17 In a practical sense, cases where the plaintiff is not at fault may appear to turn on whether justice would be better served by leaving the plaintiff to any claims he or she may have against the solicitors who failed to advise as to the appropriate course of action, or, in the alternative, permitting the putative tortfeasor to bear the liability. However, that approach will not usually be appropriate. It would require the court to make some assessment, at least in broad terms, of the likelihood of success against either prospective defendant. That would be an inappropriate task in circumstances where the claim against the professional advisers may not be on foot and in any event where they will not be before the court.
18 While it is true, as the respondent states, that there is no evidence from the applicant himself, it seems improbable that he would have revealed relevant circumstances going beyond the inference proposed above. In the light of that inference, the delay, while extensive, does not reveal any dereliction or inconsistent decision-making on the part of the applicant.
(d) relevance of arguability of substantive claim
19 The Court has before it the statement of claim for damages filed by the applicant in the District Court, which includes the standard certificate by his former solicitor that, on the material available to him, and on the basis of provable facts, the claim has reasonable prospects of success. That may not take the matter very much further, but it is clear that the claim is of a kind which may be available following a workplace injury. The payment of compensation following the accident provides a basis for inferring that an injury did in fact occur in the course of employment. How serious the injury was may be more difficult to ascertain, but the restrictions on workplace injury damages imposed by Part 5 of the Workers Compensation Act do not apply to coalminers. Mr Stanton's advice demonstrates that there is a reasonable basis for concluding that the applicant was a coalminer.
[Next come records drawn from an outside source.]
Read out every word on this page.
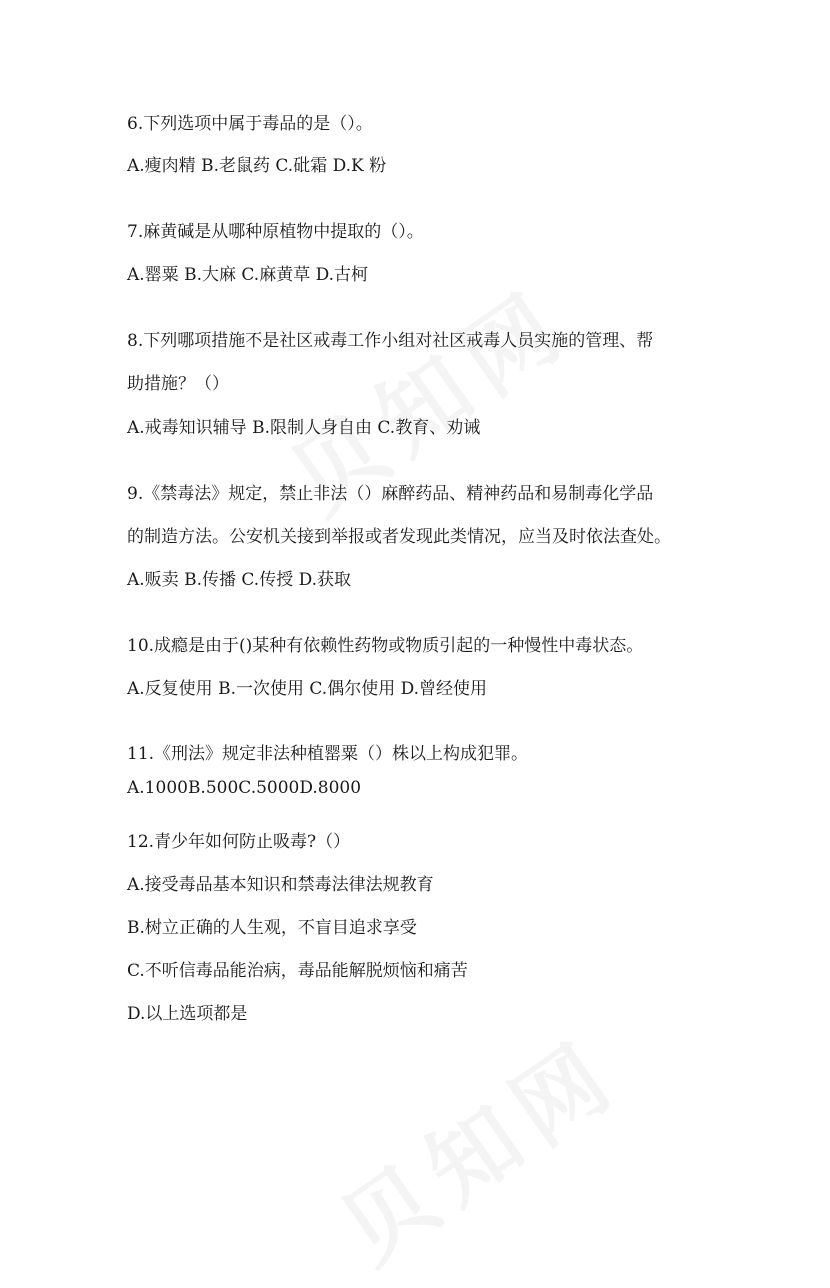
6.下列选项中属于毒品的是（）。
A.瘦肉精 B.老鼠药 C.砒霜 D.K 粉
7.麻黄碱是从哪种原植物中提取的（）。
A.罂粟 B.大麻 C.麻黄草 D.古柯
8.下列哪项措施不是社区戒毒工作小组对社区戒毒人员实施的管理、帮
助措施？（）
A.戒毒知识辅导 B.限制人身自由 C.教育、劝诫
9.《禁毒法》规定，禁止非法（）麻醉药品、精神药品和易制毒化学品
的制造方法。公安机关接到举报或者发现此类情况，应当及时依法查处。
A.贩卖 B.传播 C.传授 D.获取
10.成瘾是由于()某种有依赖性药物或物质引起的一种慢性中毒状态。
A.反复使用 B.一次使用 C.偶尔使用 D.曾经使用
11.《刑法》规定非法种植罂粟（）株以上构成犯罪。
A.1000B.500C.5000D.8000
12.青少年如何防止吸毒?（）
A.接受毒品基本知识和禁毒法律法规教育
B.树立正确的人生观，不盲目追求享受
C.不听信毒品能治病，毒品能解脱烦恼和痛苦
D.以上选项都是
20 The applicant contended that the arguability of his substantive claim should not properly be a consideration in this Court. The leave to appeal and the appeal if leave were granted would turn upon the correctness in law of the judgment striking out the claim under the Workers Compensation Act. No issue of the substantive merit of the claim would arise in determining that question. Following the judgment of this Court in Taylor, success on the appeal would be almost certain.